No-show MPs rack up B5m in flights
The House of Representatives has been asked to pay for five million baht's worth of reserved airline tickets by two major budget carriers after many MPs booked flights but failed to take them, Democrat Party list-MP Boonyod Sooktinthai revealed Thursday.
- Published: 20/06/2013 at 05:54 PM
- Newspaper section: topstories
Of the total, the Secretariat of the House of Representatives received 4.3 million baht in bills for collection from Nok Air and 700,000 baht from Thai AirAsia.
The expenses arose between October last year and April this year, Mr Boonyod said in his capacity as spokesman for the House committee on parliamentary affairs.
He said the committee had discussed the issue with concerned agencies and found the cause of the no-shows that resulted in a surge in airfare costs stemmed from flight reservations made redundant by MPs and their assistants. Flights were also cancelled at the last minute because MPs had to attend a parliamentary session or performed duties elsewhere.
An MP can travel to and from home or anywhere in the country to perform official duties by plane for free during parliamentary sessions and recesses.
MPs who are members of House committees can also travel abroad on official trips for free.
Mr Boonyod said the unpaid bills had defects because they did not have the signatures of MPs who had booked flights. Also, documents issued by the parliament to be used as evidence for air travel did not have the required signatures either, he added.
The committee spokesman said Transport Minister Chadchart Sittipunt had proposed the operators of low-cost airlines issue plane tickets for MPs based on quotas without identifying their individual names so that any MP who books a flight could transfer their quota to another MP if they wanted to cancel the ticket.
He also suggested the airlines’ bills have attached the signature of a travelling MP as evidence before they are sent to the Secretariat of the House of Representatives.
Korrawee Prissananantakul, assistant to the secretary-general of the committee, said the panel had invited representatives from the two discount airlines to discuss the unusual increase in the airline service fees for MPs. Both Thai AirAsia and Nok Air delegates insisted that booking a flight would incur an airfare charge, according to the airlines’ policy.

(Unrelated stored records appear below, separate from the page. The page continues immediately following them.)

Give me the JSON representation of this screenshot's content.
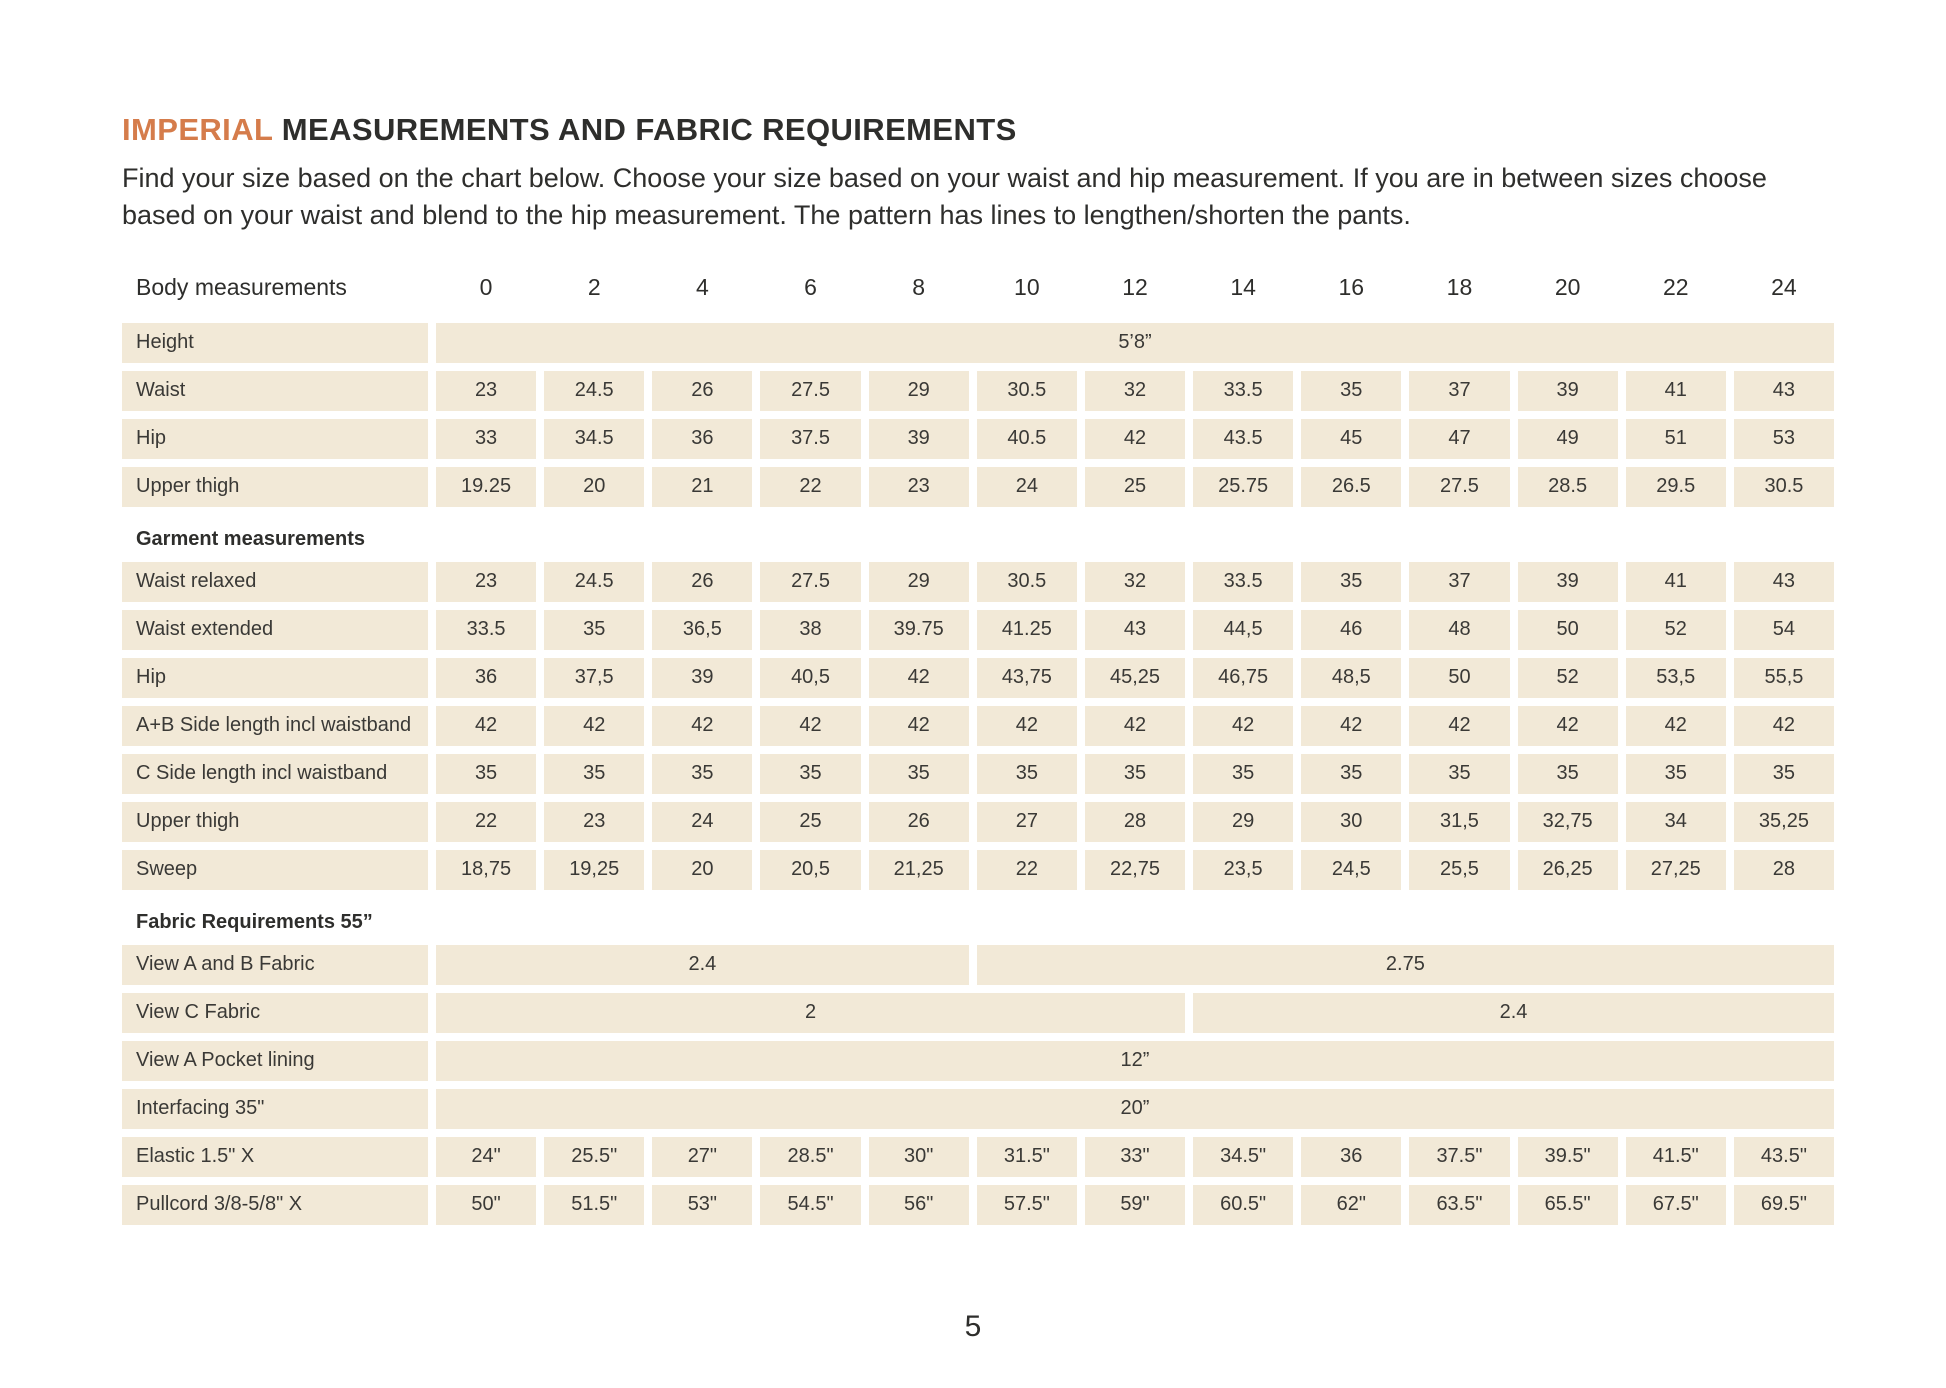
{
  "page": {
    "title_highlight": "IMPERIAL",
    "title_rest": " MEASUREMENTS AND FABRIC REQUIREMENTS",
    "intro": "Find your size based on the chart below. Choose your size based on your waist and hip measurement. If you are in between sizes choose based on your waist and blend to the hip measurement. The pattern has lines to lengthen/shorten the pants.",
    "page_number": "5"
  },
  "colors": {
    "accent": "#d57c4b",
    "cell_background": "#f2e9d7",
    "text": "#2e2e2c"
  },
  "table": {
    "header_label": "Body measurements",
    "sizes": [
      "0",
      "2",
      "4",
      "6",
      "8",
      "10",
      "12",
      "14",
      "16",
      "18",
      "20",
      "22",
      "24"
    ],
    "rows": [
      {
        "label": "Height",
        "cells": [
          {
            "value": "5’8”",
            "span": 13
          }
        ]
      },
      {
        "label": "Waist",
        "values": [
          "23",
          "24.5",
          "26",
          "27.5",
          "29",
          "30.5",
          "32",
          "33.5",
          "35",
          "37",
          "39",
          "41",
          "43"
        ]
      },
      {
        "label": "Hip",
        "values": [
          "33",
          "34.5",
          "36",
          "37.5",
          "39",
          "40.5",
          "42",
          "43.5",
          "45",
          "47",
          "49",
          "51",
          "53"
        ]
      },
      {
        "label": "Upper thigh",
        "values": [
          "19.25",
          "20",
          "21",
          "22",
          "23",
          "24",
          "25",
          "25.75",
          "26.5",
          "27.5",
          "28.5",
          "29.5",
          "30.5"
        ]
      },
      {
        "section": "Garment measurements"
      },
      {
        "label": "Waist relaxed",
        "values": [
          "23",
          "24.5",
          "26",
          "27.5",
          "29",
          "30.5",
          "32",
          "33.5",
          "35",
          "37",
          "39",
          "41",
          "43"
        ]
      },
      {
        "label": "Waist extended",
        "values": [
          "33.5",
          "35",
          "36,5",
          "38",
          "39.75",
          "41.25",
          "43",
          "44,5",
          "46",
          "48",
          "50",
          "52",
          "54"
        ]
      },
      {
        "label": "Hip",
        "values": [
          "36",
          "37,5",
          "39",
          "40,5",
          "42",
          "43,75",
          "45,25",
          "46,75",
          "48,5",
          "50",
          "52",
          "53,5",
          "55,5"
        ]
      },
      {
        "label": "A+B Side length incl waistband",
        "values": [
          "42",
          "42",
          "42",
          "42",
          "42",
          "42",
          "42",
          "42",
          "42",
          "42",
          "42",
          "42",
          "42"
        ]
      },
      {
        "label": "C Side length incl waistband",
        "values": [
          "35",
          "35",
          "35",
          "35",
          "35",
          "35",
          "35",
          "35",
          "35",
          "35",
          "35",
          "35",
          "35"
        ]
      },
      {
        "label": "Upper thigh",
        "values": [
          "22",
          "23",
          "24",
          "25",
          "26",
          "27",
          "28",
          "29",
          "30",
          "31,5",
          "32,75",
          "34",
          "35,25"
        ]
      },
      {
        "label": "Sweep",
        "values": [
          "18,75",
          "19,25",
          "20",
          "20,5",
          "21,25",
          "22",
          "22,75",
          "23,5",
          "24,5",
          "25,5",
          "26,25",
          "27,25",
          "28"
        ]
      },
      {
        "section": "Fabric Requirements 55”"
      },
      {
        "label": "View A  and B Fabric",
        "cells": [
          {
            "value": "2.4",
            "span": 5
          },
          {
            "value": "2.75",
            "span": 8
          }
        ]
      },
      {
        "label": "View C Fabric",
        "cells": [
          {
            "value": "2",
            "span": 7
          },
          {
            "value": "2.4",
            "span": 6
          }
        ]
      },
      {
        "label": "View A Pocket lining",
        "cells": [
          {
            "value": "12”",
            "span": 13
          }
        ]
      },
      {
        "label": "Interfacing 35\"",
        "cells": [
          {
            "value": "20”",
            "span": 13
          }
        ]
      },
      {
        "label": "Elastic  1.5\" X",
        "values": [
          "24\"",
          "25.5\"",
          "27\"",
          "28.5\"",
          "30\"",
          "31.5\"",
          "33\"",
          "34.5\"",
          "36",
          "37.5\"",
          "39.5\"",
          "41.5\"",
          "43.5\""
        ]
      },
      {
        "label": "Pullcord 3/8-5/8\" X",
        "values": [
          "50\"",
          "51.5\"",
          "53\"",
          "54.5\"",
          "56\"",
          "57.5\"",
          "59\"",
          "60.5\"",
          "62\"",
          "63.5\"",
          "65.5\"",
          "67.5\"",
          "69.5\""
        ]
      }
    ]
  }
}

However, there were some cases of irregularities in the carriers’ bills for collection, Mr Korrawee said. For example, the name of an MP appeared on two flights at the same time on the same day and an MP was said to have a seat on a flight from Ubon Ratchathani province at 9am and at 11am on the same day.
Mr Korrawee said the management of the two airlines would discuss the matter and propose measures to prevent a repeat of the problem.
Chutinan Davison, senior finance and accounting specialist at the House’s Bureau of Finance and Budget, said the bureau had paid a large sum of money for airlines’ no-show penalty charges by MPs between 2011 and 2012.
The agency would summon those cancelling their trips to hear reasons for their no-shows. They would be charged retroactively for the paid tickets if they were found not to show up because of personal reasons, she added.